Chapitre Quatrième

Astarté

Les jours passent et se ressemblent… Celui qui a dit ça ne devait sans doute pas être allé faire un tour dans l'Egypte antique. Car plus les jours passaient, plus la tension augmentait aussi bien au Palais que dans les environs. Atem passait son temps enfermé dans ses appartements et les jardins qui y été rattachés. Seul. J'avais du mal à rester sans rien faire face à la douleur de celui avec lequel je partageais peu de temps auparavant (selon mon point de vue) mon corps. J'avais d'ailleurs à plusieurs reprises tenté d'entrer en contact avec lui, sans succès. La Chevalier du Dragon semblait être définitivement la seule à sentir ma présence. Je me demandai où elle était d'ailleurs…

Bref, les fiançailles approchaient à grand pas – raison de l'énervement général – et Atem et Astarté s'adressaient à peine la parole. Leur relation de couple risquait d'être réellement platonique. Le Pharaon en était d'ailleurs navré. Mais que pouvait-il bien faire ?

Atem s'était composé une Garde comme le souhaitait son père. Quelle n'avait pas été ma surprise de le voir engager Mokadin avant même que celui-ci ait eu le temps de le demander. Le garçon semblait aux anges mais n'avait pas fait le rapprochement entre le Prince et la personne avec laquelle il avait parlé durant son passage dans la caravane.

Le lieutenant Joesis avait lui aussi été engagé. L'officier me faisant beaucoup pensé à Joey même s'ils n'avaient pas de traits en commun. Ils avaient le même caractère. Le lieutenant était grand, au teint halé avec de longs cheveux brun brûlé. Il s'était très vite entendu avec Atem même si leur relation restait tout de même celle de Prince/soldat.

Mais ce jour là les fiançailles étaient bel et bien arrivées. Le Prince était vêtu de façon superbe. Je n'avais pas encore vu la Princesse. Joesis se tenait aux cotés de son futur souverain.

Je décidais donc de partir à la recherche de la future reine. Lorsque je la trouvais enfin, dans les quartiers de Serenisis (qui n'était d'ailleurs pas là), je restais quelques instants figé. Elle était su-per-be ! Et encore, le mot me semblait faible. A coté d'elle, Néfertiti devait passer pour le laideron du coin. Mais il émanait d'elle un aura d'inaccessibilité. Elle était semblable à ces déesses grecques. Trop belle… trop pure… trop tout. Et peut-être pas suffisamment humaine. Oui, elle semblait presque inhumaine. Mayada l'aidait à terminer de se préparer en silence. Un silence déroutant. Oui, décidément, l'atmosphère de cet endroit était désagréable.

Finalement, sans un mot, elles se levèrent en même temps et sortirent. Je restais un instant à regarder autour de moi la pièce. Et c'est alors que je réalisais. Il y avait un malaise dans l'air. C'était ça qui donné cette atmosphère tendue. Un malaise… La Princesse n'était-elle pas heureuse d'épouser Atem ?...
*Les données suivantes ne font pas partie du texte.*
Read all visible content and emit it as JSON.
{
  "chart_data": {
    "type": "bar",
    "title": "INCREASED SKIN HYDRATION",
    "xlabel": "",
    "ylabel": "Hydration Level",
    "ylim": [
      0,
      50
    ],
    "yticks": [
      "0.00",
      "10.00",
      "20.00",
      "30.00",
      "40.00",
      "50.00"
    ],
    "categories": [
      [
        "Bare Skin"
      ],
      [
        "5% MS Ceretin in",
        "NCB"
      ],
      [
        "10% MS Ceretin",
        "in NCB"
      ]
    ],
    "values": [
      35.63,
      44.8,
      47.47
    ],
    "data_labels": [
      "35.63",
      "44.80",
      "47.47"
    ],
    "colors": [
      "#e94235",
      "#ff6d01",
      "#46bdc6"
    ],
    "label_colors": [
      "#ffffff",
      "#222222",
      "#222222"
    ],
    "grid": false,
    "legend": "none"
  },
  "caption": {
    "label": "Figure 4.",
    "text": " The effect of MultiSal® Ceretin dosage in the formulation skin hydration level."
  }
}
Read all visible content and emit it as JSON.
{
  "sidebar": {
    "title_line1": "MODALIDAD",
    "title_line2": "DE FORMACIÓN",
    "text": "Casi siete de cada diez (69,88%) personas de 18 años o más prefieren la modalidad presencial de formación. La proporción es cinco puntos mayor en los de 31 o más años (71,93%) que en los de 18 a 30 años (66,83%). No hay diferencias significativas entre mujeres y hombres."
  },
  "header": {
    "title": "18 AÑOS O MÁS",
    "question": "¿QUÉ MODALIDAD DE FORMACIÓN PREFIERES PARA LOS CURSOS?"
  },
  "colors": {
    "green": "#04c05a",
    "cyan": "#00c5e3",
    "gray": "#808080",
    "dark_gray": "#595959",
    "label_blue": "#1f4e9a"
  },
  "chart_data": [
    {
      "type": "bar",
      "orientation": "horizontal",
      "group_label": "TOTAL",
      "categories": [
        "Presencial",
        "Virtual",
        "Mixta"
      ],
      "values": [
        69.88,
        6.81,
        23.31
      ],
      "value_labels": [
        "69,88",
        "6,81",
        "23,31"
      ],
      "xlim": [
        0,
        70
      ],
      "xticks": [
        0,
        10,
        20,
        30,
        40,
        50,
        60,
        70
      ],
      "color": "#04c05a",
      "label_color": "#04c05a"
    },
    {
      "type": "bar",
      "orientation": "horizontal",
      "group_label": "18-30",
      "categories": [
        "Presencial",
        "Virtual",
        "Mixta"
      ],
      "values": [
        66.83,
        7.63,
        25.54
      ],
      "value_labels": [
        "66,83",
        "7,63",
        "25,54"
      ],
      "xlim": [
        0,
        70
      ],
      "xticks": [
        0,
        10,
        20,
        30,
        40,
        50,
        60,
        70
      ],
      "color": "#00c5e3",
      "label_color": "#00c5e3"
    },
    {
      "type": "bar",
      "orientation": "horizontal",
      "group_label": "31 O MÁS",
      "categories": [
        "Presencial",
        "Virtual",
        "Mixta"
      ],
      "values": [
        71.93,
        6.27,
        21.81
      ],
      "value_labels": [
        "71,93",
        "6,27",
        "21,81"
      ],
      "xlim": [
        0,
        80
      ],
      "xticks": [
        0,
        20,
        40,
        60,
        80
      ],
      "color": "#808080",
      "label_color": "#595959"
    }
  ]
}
Perdu dans mes pensés j'en raté la cérémonie de fiançailles. Râlant contre moi-même (cette cérémonie avait du être splendide) j'arrivais en courant à la Grande Porte. Astarté était en train de saluer son nouveau peuple qui semblait ravi si on en croyait les acclamations. Et lorsque je regardais la jeune femme je fut surpris de constater que cet aura d'inaccessibilité qui l'entourait un peu plus tôt avait disparu. Elle semblait heureuse face à ce peuple qui l'acclamait. Mais elle n'avait pas perdu son allure divine pour autant. Sa silhouette se découpait dans la lumière rougeoyante du soleil couchant. Elle semblait être une déesse descendue de son paradis pour saluer le peuple d'Egypte. J'ignorais si cette partie du spectacle avait été prévue par le Pharaon et son entourage, mais même si ma vision de garçon du XXIème siècle ayant étudié la propagande et ses moyens m'incitait à croire que c'était le cas, quelque chose me disait que rien de tel n'avait été décidé…

S'en suivit alors la présentation dans les règles des vœux de la cour et des religieux aux fiancés. Dès lors, Astarté redevint la figure que j'avais vue avant la cérémonie. Je restais coi. Cette fille était pour moi un mystère. Un grand mystère. Je regrettais que Téa ne soit pas là pour m'aider à la cerner.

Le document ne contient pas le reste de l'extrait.